Well we was out one day, more souvenir hunting than anything at Arras, and in the middle of the field was a latrine – you know, a post and canvas round – there was, I think, three of us walking about, you know. There were a lot of dead soldiers and that and we were seeing if we could pick anything up. And I says to one or two of the lads, let’s go in here and see what’s in here. There were nobody about. When we went in we seen a post and a chair. So we went round and I picked a button up and I says to the lads, I wonder what the hell this place were. All at once the sergeant comes in and he says, what’s your lot doing in here? So I says, I don’t know, just walking about seeing if we can pick owt up. He says I’m going to tell you something. He says, you’re the only man as has been in here as will walk out. So I said, what do you mean? This is where we shoot the spies. And after that we never went there no more. But they shifted that and they shot them under Arras cathedral cellar, that’s where they shot the spies there.

Now before we went to Egypt we had reinforcements come up to us at Marseilles. Now we’d been using the Mills bomb for twelve months near enough in the trenches. All the instructions we’d got [were] pull the pin out, count three and throw it.

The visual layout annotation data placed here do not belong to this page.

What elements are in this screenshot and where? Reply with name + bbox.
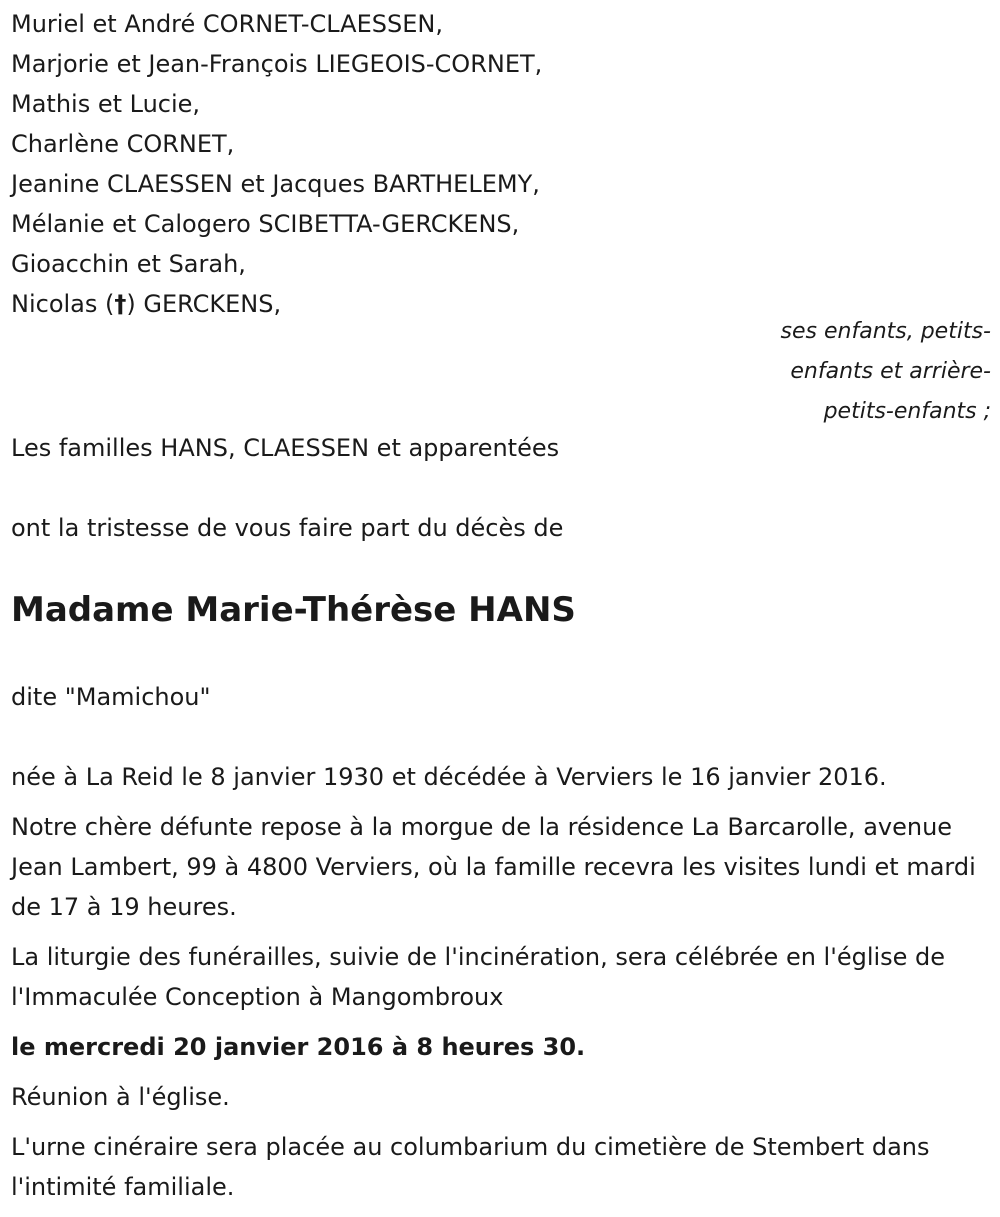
family-member-deceased: [11, 284, 542, 324]
family-member: Mélanie et Calogero SCIBETTA-GERCKENS,: [11, 210, 520, 238]
nickname-block: [11, 677, 211, 717]
family-members-list: [11, 4, 542, 324]
family-member-prefix: Nicolas (: [11, 290, 115, 318]
intro-block: [11, 508, 563, 548]
family-member: Muriel et André CORNET-CLAESSEN,: [11, 10, 443, 38]
meeting-paragraph: Réunion à l'église.: [11, 1083, 230, 1111]
birth-death-paragraph: née à La Reid le 8 janvier 1930 et décédée à Verviers le 16 janvier 2016.: [11, 763, 887, 791]
families-line: Les familles HANS, CLAESSEN et apparentées: [11, 434, 560, 462]
intro-line: ont la tristesse de vous faire part du décès de: [11, 514, 564, 542]
family-member: Gioacchin et Sarah,: [11, 250, 246, 278]
family-relation: [731, 312, 991, 432]
relation-line: ses enfants, petits-: [780, 319, 991, 344]
relation-line: enfants et arrière-: [790, 359, 991, 384]
deceased-nickname: dite "Mamichou": [11, 683, 211, 711]
dagger-icon: †: [114, 290, 127, 318]
urn-paragraph: L'urne cinéraire sera placée au columbarium du cimetière de Stembert dans l'intimité familiale.: [11, 1133, 930, 1201]
family-member: Charlène CORNET,: [11, 130, 235, 158]
liturgy-paragraph: La liturgie des funérailles, suivie de l'incinération, sera célébrée en l'église de l'Immaculée Conception à Mangombroux: [11, 943, 946, 1011]
families-block: [11, 428, 559, 468]
family-member: Jeanine CLAESSEN et Jacques BARTHELEMY,: [11, 170, 540, 198]
relation-line: petits-enfants ;: [823, 399, 991, 424]
family-member: Mathis et Lucie,: [11, 90, 201, 118]
deceased-name: Madame Marie-Thérèse HANS: [11, 590, 576, 630]
details-block: [11, 757, 991, 1217]
family-member: Marjorie et Jean-François LIEGEOIS-CORNET,: [11, 50, 543, 78]
rest-paragraph: Notre chère défunte repose à la morgue de la résidence La Barcarolle, avenue Jean Lambert, 99 à 4800 Verviers, où la famille recevra les visites lundi et mardi de 17 à 19 heures.: [11, 813, 976, 921]
ceremony-date: le mercredi 20 janvier 2016 à 8 heures 30.: [11, 1033, 586, 1061]
family-member-suffix: ) GERCKENS,: [126, 290, 282, 318]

Now in the reinforcements that come out we’d got an instructor as had been instructing on this bomb in England and had never thrown one, not the live thing, he’d thrown the dummy. And he come out to us in Marseilles and we got in a bit of a ring such as A Company or B Company or C Company, whatever it were.

PN:
What company were you in?

HS:
I went out in H Company – Headquarters Company – and I finished up in B Company, the Melton Mowbray Company. But he got us in a bit of a ring. Now, he says, I’ve come out from England to give you instructions on this bomb. So we all said, well what instructions are there? So he said, I’m coming to that in a minute, let me describe what I’ve come out here for, I’m stationed with the regiment now. So he says, this is a Number 5 Mills’ Bomb – I think it were number 5. He says, you unscrew the bottom like this and take it off and at the top of that there’s a little detonator and it’s only like a bit of electric wire and it’s about an inch long like that and curled up and then goes into the bomb. Now he took it out – we didn’t know nowt about this – he took it out and he says, now look, I’m going to tell you what not to do. So I says, pulling us bloody leg, you know and all this that and the other. He gets this detonator out - and it weren’t only about that high - and he gets a little pocket knife and he says, now this is what I don’t want you soldiers to do. And he just touched the top of it and off went three fingers. It busted his hand. So I says, you’re a nice bloody man to come out here and instruct us on these. I said we’ve been using these for twelve months. All the instructions we’d got: pull the pin out, count three and throw it.

PN:
Why was he telling you not to do that then? Because surely if he knew what not to do he shouldn’t have done it and he wouldn’t have lost his fingers.

HS:
He’d come out as an instructor to us. He’d been instructing people in England and he’d come out and told us what not to do, not what to do.

PN:
He was forgetting it was a live one.

HS:
Aye, he’d been using the dummies here. Soon as he got out here he was playing with the live stuff. We all said, fancy a bloody man coming out like that and telling us this when we’d been using them for twelve months.